UPDATE 3-Brazil tries to lift fiscal credibility, markets don't buy it

* Brazil government to freeze an extra $4.4 bln in budget

* Finance minister vows to meet fiscal target this year

* Markets sees spending freeze as insufficient

By Alonso Soto

BRASILIA, July 22 (Reuters) - Brazil announced on Monday it will freeze an additional 10 billion reais ($4.4 billion) in budgeted spending, in an effort that is unlikely to dispel investors’ mistrust in the government’s commitment to fiscal austerity.

The new freeze, which was originally expected to reach up to 20 billion reais, is aimed at helping the central bank battle inflation, which hit a 20-month high in June. Brazil’s planning ministry on Monday raised its projection for 2013 inflation to 5.7 percent from 5.2 percent previously -- closer to market expectations.

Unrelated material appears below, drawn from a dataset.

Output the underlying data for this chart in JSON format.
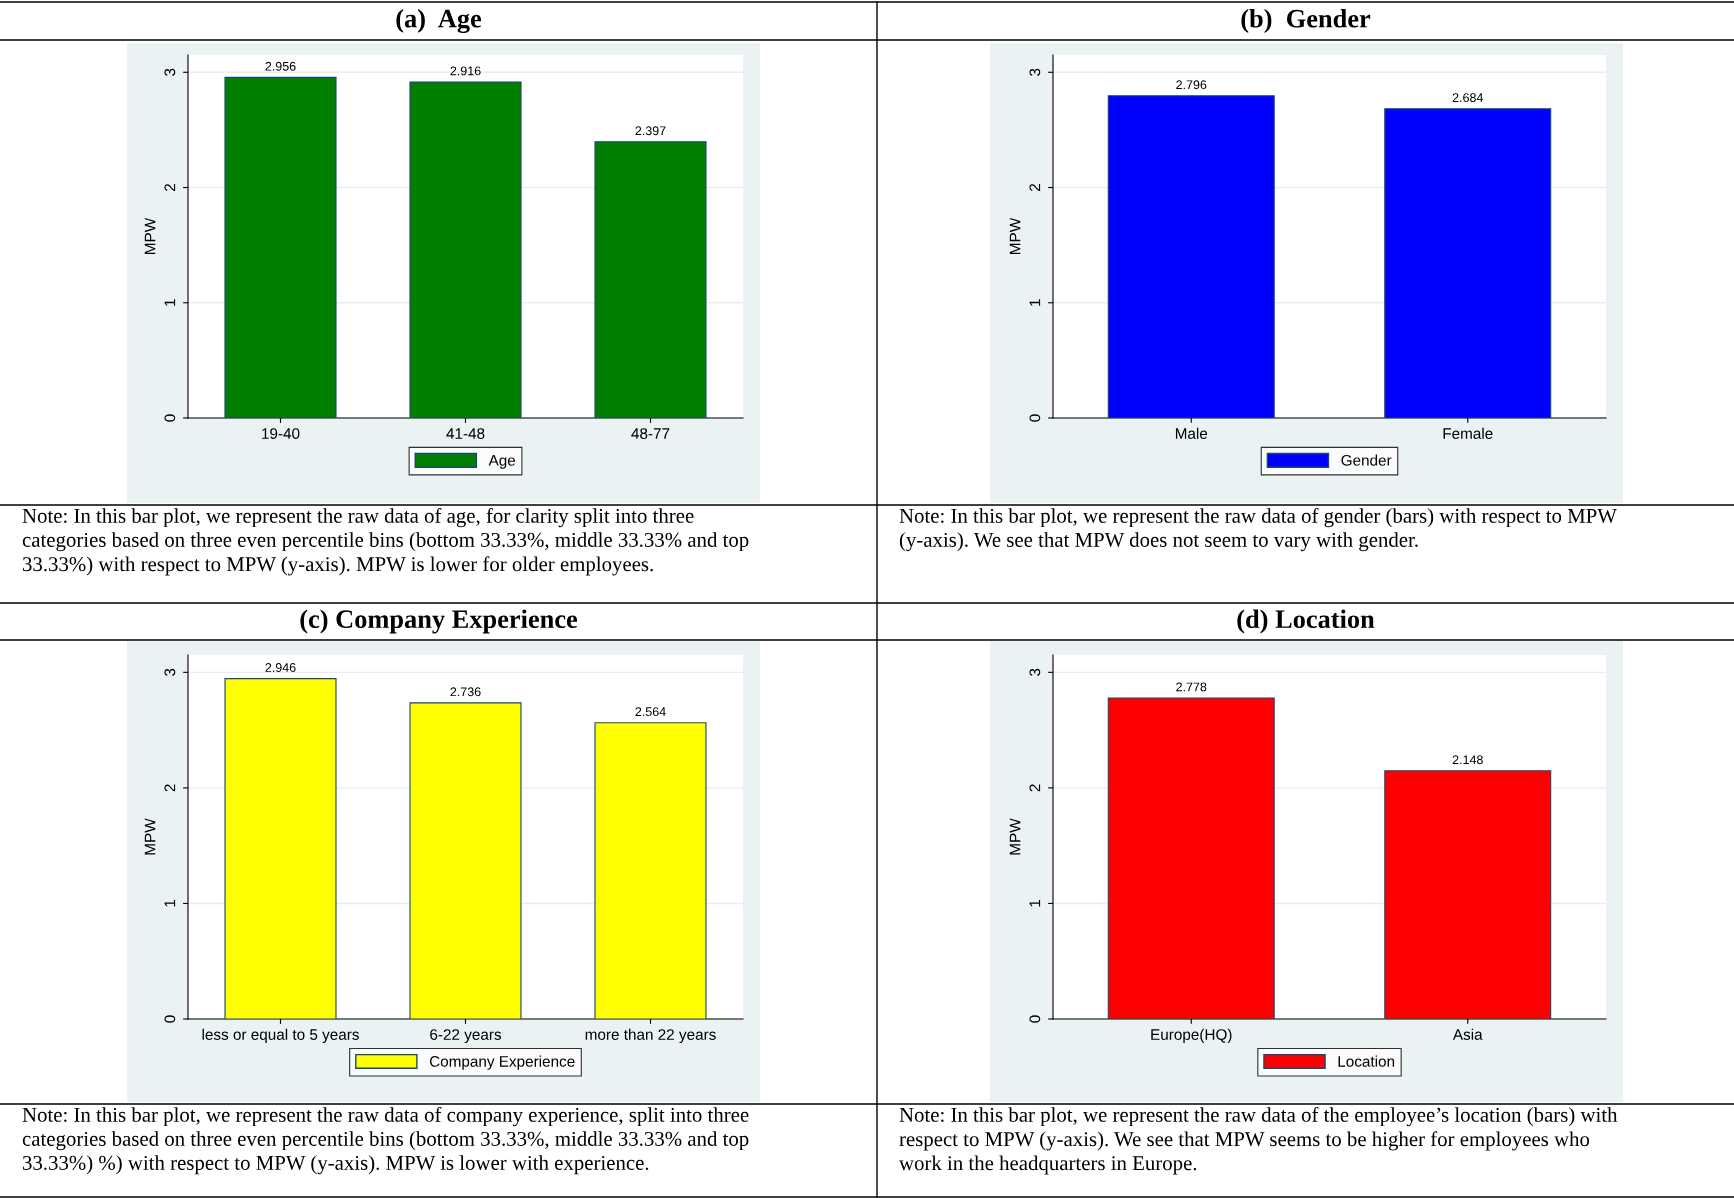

The government had unveiled a budget freeze of 28 billion reais in May, bringing the total amount for this year to 38 billion reais, below last year’s freeze of 55 billion reais.

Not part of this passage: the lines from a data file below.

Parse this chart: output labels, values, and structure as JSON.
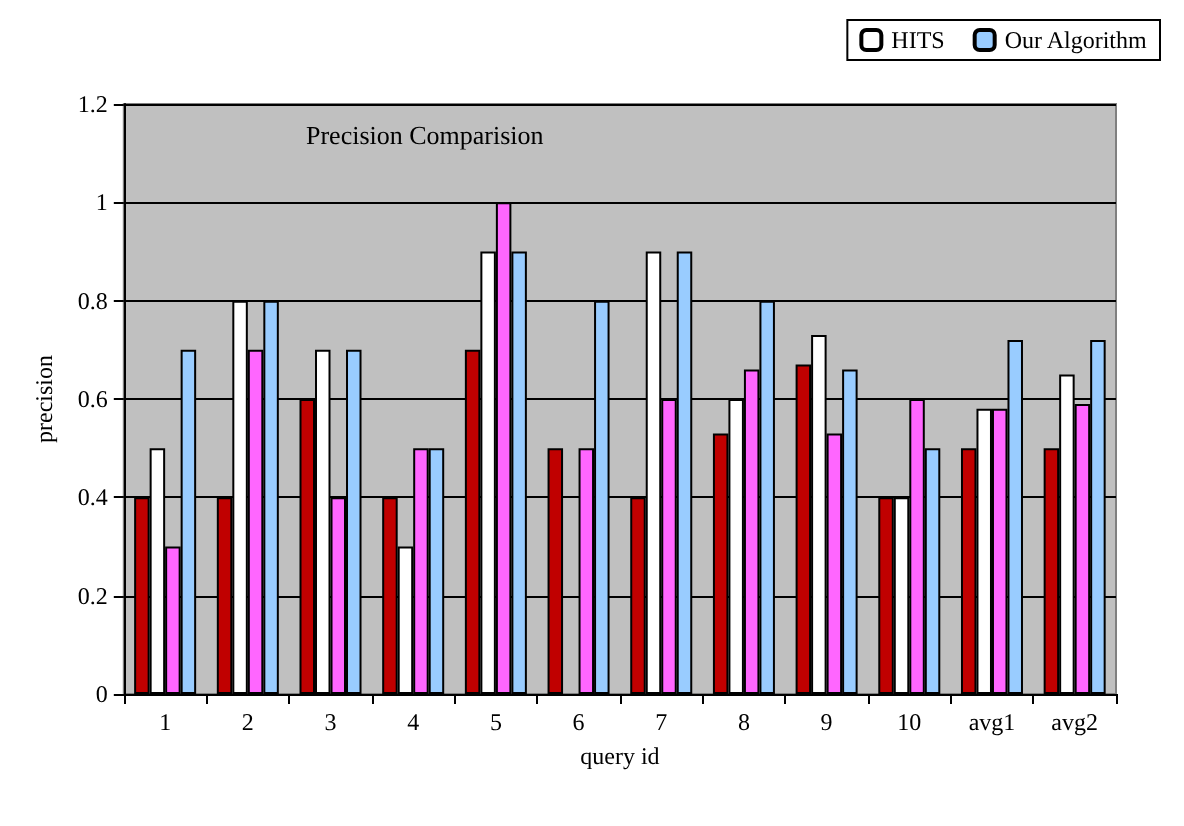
{
  "chart_data": {
    "type": "bar",
    "title": "Precision Comparision",
    "xlabel": "query id",
    "ylabel": "precision",
    "categories": [
      "1",
      "2",
      "3",
      "4",
      "5",
      "6",
      "7",
      "8",
      "9",
      "10",
      "avg1",
      "avg2"
    ],
    "series": [
      {
        "color": "#c00000",
        "values": [
          0.4,
          0.4,
          0.6,
          0.4,
          0.7,
          0.5,
          0.4,
          0.53,
          0.67,
          0.4,
          0.5,
          0.5
        ]
      },
      {
        "name": "HITS",
        "color": "#ffffff",
        "values": [
          0.5,
          0.8,
          0.7,
          0.3,
          0.9,
          null,
          0.9,
          0.6,
          0.73,
          0.4,
          0.58,
          0.65
        ]
      },
      {
        "color": "#ff66ff",
        "values": [
          0.3,
          0.7,
          0.4,
          0.5,
          1.0,
          0.5,
          0.6,
          0.66,
          0.53,
          0.6,
          0.58,
          0.59
        ]
      },
      {
        "name": "Our Algorithm",
        "color": "#99ccff",
        "values": [
          0.7,
          0.8,
          0.7,
          0.5,
          0.9,
          0.8,
          0.9,
          0.8,
          0.66,
          0.5,
          0.72,
          0.72
        ]
      }
    ],
    "ylim": [
      0,
      1.2
    ],
    "yticks": [
      0,
      0.2,
      0.4,
      0.6,
      0.8,
      1,
      1.2
    ],
    "grid": "y",
    "legend": "top right"
  }
}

The widely expected freeze did not convince many analysts that President Dilma Rousseff’s government is committed to rein in spending to effectively battle above-target inflation.

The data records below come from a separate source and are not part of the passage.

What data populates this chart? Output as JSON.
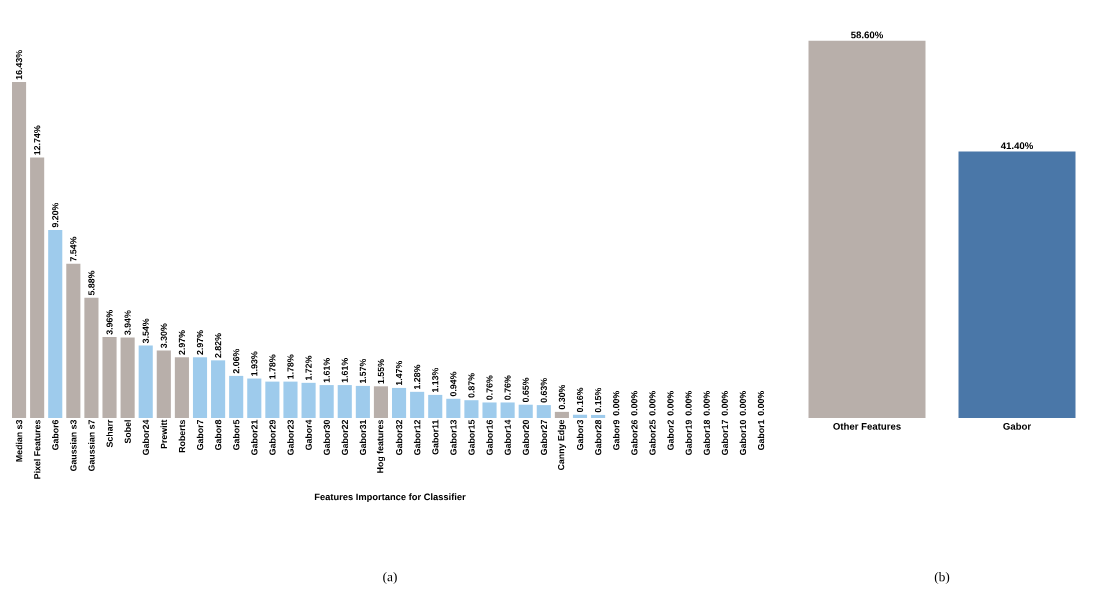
{
  "chart_data": [
    {
      "type": "bar",
      "xlabel": "Features Importance for Classifier",
      "categories": [
        "Median s3",
        "Pixel Features",
        "Gabor6",
        "Gaussian s3",
        "Gaussian s7",
        "Scharr",
        "Sobel",
        "Gabor24",
        "Prewitt",
        "Roberts",
        "Gabor7",
        "Gabor8",
        "Gabor5",
        "Gabor21",
        "Gabor29",
        "Gabor23",
        "Gabor4",
        "Gabor30",
        "Gabor22",
        "Gabor31",
        "Hog features",
        "Gabor32",
        "Gabor12",
        "Gabor11",
        "Gabor13",
        "Gabor15",
        "Gabor16",
        "Gabor14",
        "Gabor20",
        "Gabor27",
        "Canny Edge",
        "Gabor3",
        "Gabor28",
        "Gabor9",
        "Gabor26",
        "Gabor25",
        "Gabor2",
        "Gabor19",
        "Gabor18",
        "Gabor17",
        "Gabor10",
        "Gabor1"
      ],
      "values": [
        16.43,
        12.74,
        9.2,
        7.54,
        5.88,
        3.96,
        3.94,
        3.54,
        3.3,
        2.97,
        2.97,
        2.82,
        2.06,
        1.93,
        1.78,
        1.78,
        1.72,
        1.61,
        1.61,
        1.57,
        1.55,
        1.47,
        1.28,
        1.13,
        0.94,
        0.87,
        0.76,
        0.76,
        0.65,
        0.63,
        0.3,
        0.16,
        0.15,
        0,
        0,
        0,
        0,
        0,
        0,
        0,
        0,
        0
      ],
      "value_labels": [
        "16.43%",
        "12.74%",
        "9.20%",
        "7.54%",
        "5.88%",
        "3.96%",
        "3.94%",
        "3.54%",
        "3.30%",
        "2.97%",
        "2.97%",
        "2.82%",
        "2.06%",
        "1.93%",
        "1.78%",
        "1.78%",
        "1.72%",
        "1.61%",
        "1.61%",
        "1.57%",
        "1.55%",
        "1.47%",
        "1.28%",
        "1.13%",
        "0.94%",
        "0.87%",
        "0.76%",
        "0.76%",
        "0.65%",
        "0.63%",
        "0.30%",
        "0.16%",
        "0.15%",
        "0.00%",
        "0.00%",
        "0.00%",
        "0.00%",
        "0.00%",
        "0.00%",
        "0.00%",
        "0.00%",
        "0.00%"
      ],
      "colors": [
        "#b8afaa",
        "#b8afaa",
        "#9ecbec",
        "#b8afaa",
        "#b8afaa",
        "#b8afaa",
        "#b8afaa",
        "#9ecbec",
        "#b8afaa",
        "#b8afaa",
        "#9ecbec",
        "#9ecbec",
        "#9ecbec",
        "#9ecbec",
        "#9ecbec",
        "#9ecbec",
        "#9ecbec",
        "#9ecbec",
        "#9ecbec",
        "#9ecbec",
        "#b8afaa",
        "#9ecbec",
        "#9ecbec",
        "#9ecbec",
        "#9ecbec",
        "#9ecbec",
        "#9ecbec",
        "#9ecbec",
        "#9ecbec",
        "#9ecbec",
        "#b8afaa",
        "#9ecbec",
        "#9ecbec",
        "#9ecbec",
        "#9ecbec",
        "#9ecbec",
        "#9ecbec",
        "#9ecbec",
        "#9ecbec",
        "#9ecbec",
        "#9ecbec",
        "#9ecbec"
      ],
      "annotations": [
        "(a)"
      ]
    },
    {
      "type": "bar",
      "categories": [
        "Other Features",
        "Gabor"
      ],
      "values": [
        58.6,
        41.4
      ],
      "value_labels": [
        "58.60%",
        "41.40%"
      ],
      "colors": [
        "#b8afaa",
        "#4a77a8"
      ],
      "annotations": [
        "(b)"
      ]
    }
  ]
}
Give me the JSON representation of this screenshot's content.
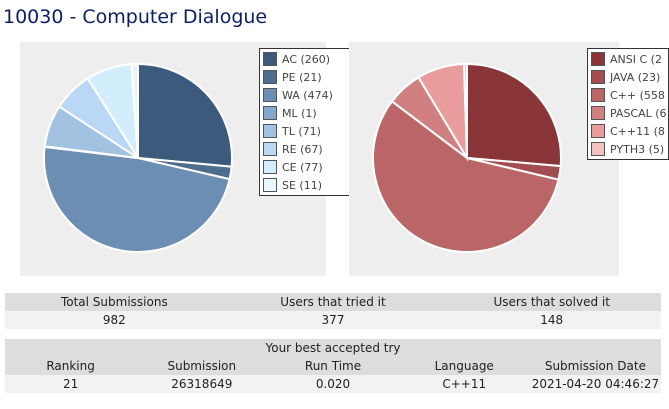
{
  "title": "10030 - Computer Dialogue",
  "verdict_chart": {
    "items": [
      {
        "label": "AC (260)",
        "value": 260,
        "color": "#3b5a7c"
      },
      {
        "label": "PE (21)",
        "value": 21,
        "color": "#4d6d8e"
      },
      {
        "label": "WA (474)",
        "value": 474,
        "color": "#6b8eb2"
      },
      {
        "label": "ML (1)",
        "value": 1,
        "color": "#84a8cc"
      },
      {
        "label": "TL (71)",
        "value": 71,
        "color": "#a2c2e2"
      },
      {
        "label": "RE (67)",
        "value": 67,
        "color": "#bad8f5"
      },
      {
        "label": "CE (77)",
        "value": 77,
        "color": "#d2eefc"
      },
      {
        "label": "SE (11)",
        "value": 11,
        "color": "#e8f7fd"
      }
    ]
  },
  "language_chart": {
    "items": [
      {
        "label": "ANSI C (2",
        "value": 260,
        "color": "#8a3538"
      },
      {
        "label": "JAVA (23)",
        "value": 23,
        "color": "#a24d50"
      },
      {
        "label": "C++ (558",
        "value": 558,
        "color": "#bb6666"
      },
      {
        "label": "PASCAL (6",
        "value": 60,
        "color": "#d08080"
      },
      {
        "label": "C++11 (8",
        "value": 80,
        "color": "#e89c9c"
      },
      {
        "label": "PYTH3 (5)",
        "value": 5,
        "color": "#f4c0c0"
      }
    ]
  },
  "chart_data": [
    {
      "type": "pie",
      "labels": [
        "AC",
        "PE",
        "WA",
        "ML",
        "TL",
        "RE",
        "CE",
        "SE"
      ],
      "values": [
        260,
        21,
        474,
        1,
        71,
        67,
        77,
        11
      ],
      "legend_position": "right"
    },
    {
      "type": "pie",
      "labels": [
        "ANSI C",
        "JAVA",
        "C++",
        "PASCAL",
        "C++11",
        "PYTH3"
      ],
      "values": [
        260,
        23,
        558,
        60,
        80,
        5
      ],
      "legend_position": "right"
    }
  ],
  "stats": {
    "headers": [
      "Total Submissions",
      "Users that tried it",
      "Users that solved it"
    ],
    "values": [
      "982",
      "377",
      "148"
    ]
  },
  "best_try": {
    "caption": "Your best accepted try",
    "headers": [
      "Ranking",
      "Submission",
      "Run Time",
      "Language",
      "Submission Date"
    ],
    "values": [
      "21",
      "26318649",
      "0.020",
      "C++11",
      "2021-04-20 04:46:27"
    ]
  }
}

“Saying that you will freeze 10 billion reais in spending is not even worth the announcement. It’s too timid,” said Alberto Ramos, head of Latin America economic research for Goldman Sachs. “The government is trying to instill more credibility on its fiscal stance, but it continues to be insufficient.”

The government needs a freeze of about 25 billion reais to meet an already reduced primary budget target of 2.3 percent of its gross domestic products this year, consultancy Rosenberg & Associados said in a note to clients.

After two years of aggressive spending Rousseff is trying to convince investors her administration will stick to the tough fiscal rules that helped stabilize Latin America’s largest economy after decades of crises.

The leftist economist faces growing spending pressures after a wave of nationwide demonstrations to demand investments in health, education and other public services rattled the country in June.

Rousseff, who is widely expected to run for re-election next year, has seen her approval rating plummet since the protests, recent polls showed..

“I‘m confident we will meet our (fiscal) targets this year,” Finance Minister Guido Mantega told reporters, reiterating the government aims for a primary surplus of 2.3 percent of GDP in 2013. “Investors’ confidence will be recovering soon.”


Originally, the government had set the goal at 3.1 percent of GDP, later cutting the target after revenue fell due to a flurry of tax breaks aimed at sparking economic growth. The primary surplus represents the public sector’s excess revenue over expenditures before debt payments.

The new budget freeze includes spending on travel, rent, electricity and the hiring of new public servants.

In rare comments on the country’s fiscal strategy, central bank chief Alexandre Tombini told a local newspaper on Sunday the government needs to be clear in its next fiscal policy steps to bolster investors’ confidence in an economy showing new signs of weakness.

The administration has relaxed tough fiscal rules in recent years, using “creative accounting” methods to bolster savings results that have been harshly criticized for lack of transparency. The government has brought forward dividends of state-owned companies and transferred cash from other funds to bolster state coffers.

Higher public spending tends to fuel inflation and add to the country’s debt burden.

Although Brazil’s debt levels are much lower than those of some European countries, its expansionary stance forced the central bank to lift interest rates from record lows and prompted warnings from debt rating agencies.

In June, Standard and Poor’s cut Brazil’s rating outlook to “negative” from “stable” due to weakening public finances.